By JEAN PIERRE CHAUVIN*
Considerations on a text by Marilena Chaui
On the 24th of September I attended the opening table of the VI Hall of the Political Book – event that in this edition brings together 68 publishers in tune with the motto of democracy and bibliodiversity. The session was attended by Sabrina Fernandes, Manuela d'Ávila and Marilena Chaui, mediated by Ivana Jinkings. Aside from the beautiful tributes to Jacó Guinsburg, Sérgio Mamberti, Aldir Blanc, Flávio Migliaccio and so many other companions who have left us in recent times, the speeches were very relevant and timely.
Stimulated by the discussion, and especially by Marilena Chaui's speeches, I intended to extend the dialogue beyond the Internet. I went to the shelf where his books are, looking for texts that describe and problematize certain behaviors of the Brazilian middle class.
It is from there that I extract the following: “[The lawyer] is convinced that the supreme objective is to “climb up in life” and that “climbing up” depends on individual will; because he accepted political impotence in exchange for the crumbs of the “economic miracle” that gave him the illusion of power through the possession and consumption of ostentatious objects, signs of his difference from the popular classes; because, paradoxically, it attributes to the State the responsibility for what it considers to depend exclusively on individuals, having difficulty reconciling its moralism in the face of the corruption of the principals and its ideology of “winning at life”, it is now in panic in the face of the threat of losing its possessions due to the incompetence of the State and the violence of the assault”.[I]
The diagnosis sounds very current, doesn't it?

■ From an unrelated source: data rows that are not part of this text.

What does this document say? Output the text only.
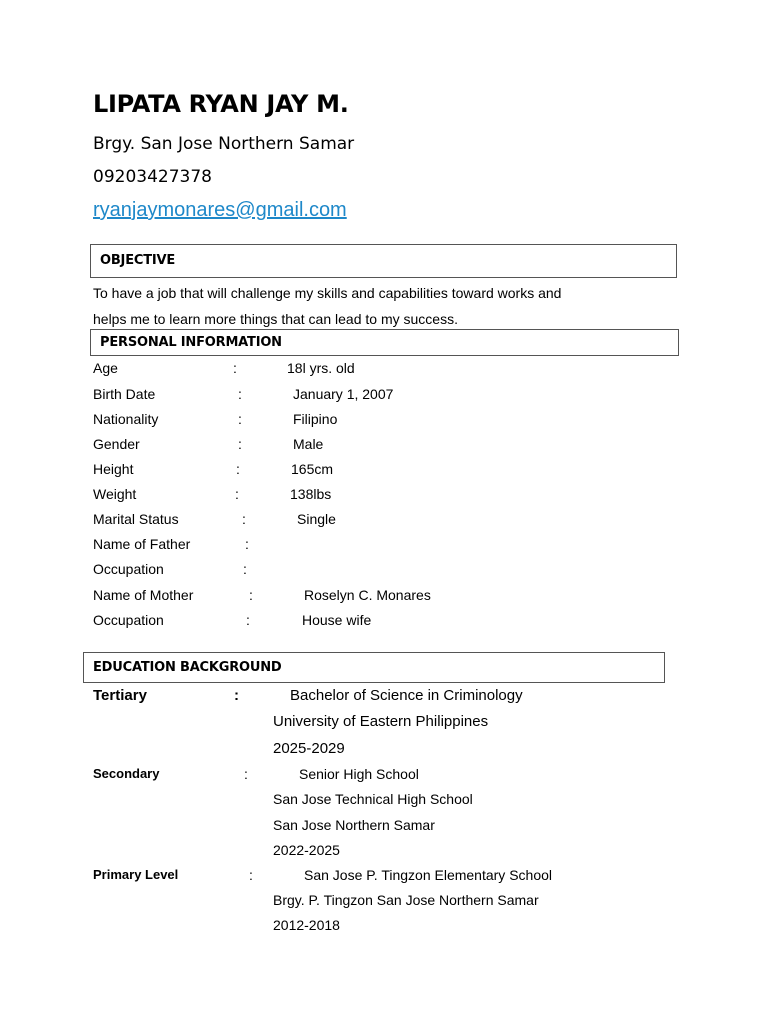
LIPATA RYAN JAY M.
Brgy. San Jose Northern Samar
09203427378
ryanjaymonares@gmail.com
OBJECTIVE
To have a job that will challenge my skills and capabilities toward works and
helps me to learn more things that can lead to my success.
PERSONAL INFORMATION
Age	:	18l yrs. old
Birth Date	:	January 1, 2007
Nationality	:	Filipino
Gender	:	Male
Height	:	165cm
Weight	:	138lbs
Marital Status	:	Single
Name of Father	:
Occupation	:
Name of Mother	:	Roselyn C. Monares
Occupation	:	House wife
EDUCATION BACKGROUND
Tertiary	:	Bachelor of Science in Criminology
University of Eastern Philippines
2025-2029
Secondary	:	Senior High School
San Jose Technical High School
San Jose Northern Samar
2022-2025
Primary Level	:	San Jose P. Tingzon Elementary School
Brgy. P. Tingzon San Jose Northern Samar
2012-2018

For this very reason, perhaps the reader will be surprised to learn that the article in question was published in a widely circulated newspaper in São Paulo on January 16, 1984, in a forceful response to a series of commonplaces reiterated and handled with cynicism by people from various backgrounds. social and professions: from the “mail clerk” to the “bar owner”; from the “engineer working on the corner” to the “psychologist”.
I've wondered for some time. The meritocratic ideology presupposes that “The sun rises for everyone” and that, in order to “get ahead in life”, it is enough to seize each and every opportunity. The question persists. According to this logic, social inequalities, lack of opportunities for study, employment, sanitation, transportation, housing and health would be compensated thanks to the individual effort and, eventually, the paternalistic gesture of micro, small, medium and large entrepreneurs.
Now, even if we accept this fallacy as an index of truth, what to do with those who did not “embrace” the rare “opportunities” that life generously offered? Leave them under the overpasses, begging for a blanket and food? Massacre them under the pretext of the “disorder” they produce? Hit them with jets of water, during true war operations, in which the armed uniform sees the dispossessed rag as an enemy of the state and a hindrance to the “good” society of São Paulo?
The article in question also refers to three things that Marilena Chaui emphasized during her interventions at the opening table of the VI Hall of the Political Book: (1) The Brazilian State is as authoritarian as the society that ideologically sustains it; (2) This society assumes that it is a legitimate act of the middle class to maintain privileges (that is, to particularize, privatize rights), while the popular classes must cope, on their own, with the multiple socioeconomic, cultural, and work needs , housing, health, etc.; (3) The rise of the current government is largely explained by the existence of a society structured in such a way that some command and others obey, in which cruelty and cynicism stand out in the relationship with others.
In short, the fuel of Bolsonaristas and other accomplices of barbarism (announced since the mismanagement of Michel Temer) is not joy, love, hope and solidarity; but sadness, hatred (for the other), fear and selfishness. The ambivalent relationship with the State is one of the traits that guide these people of ancestry, who only see political radicalism where there are proposals for solutions to the structural problems of lack of housing, food, study and work.
It is impressive that a considerable portion of these “good people” gave such credit to the mytho-mano and the ministers, all very efficient in denying evidence and destroying the few social and health guarantees that existed. Even more appalling is to see that the lie was (and continues to be) adopted as a principle and method by a narrow group that bet on the assumption of monsters as an “alternative” to the “old policy”. Electing them was an act of cynicism. To persist in your blind defense is a manifest symptom of the greatest hypocrisy.
*Jean Pierre Chauvin is a professor at the School of Communications and Arts at USP.
Note
[I] Marilena Chaui. “What if the Middle Class Changed?”. In: SANTIAGO, Homero (org.). Conformism and Resistance. Belo Horizonte, Autêntica, 2014, p. 283.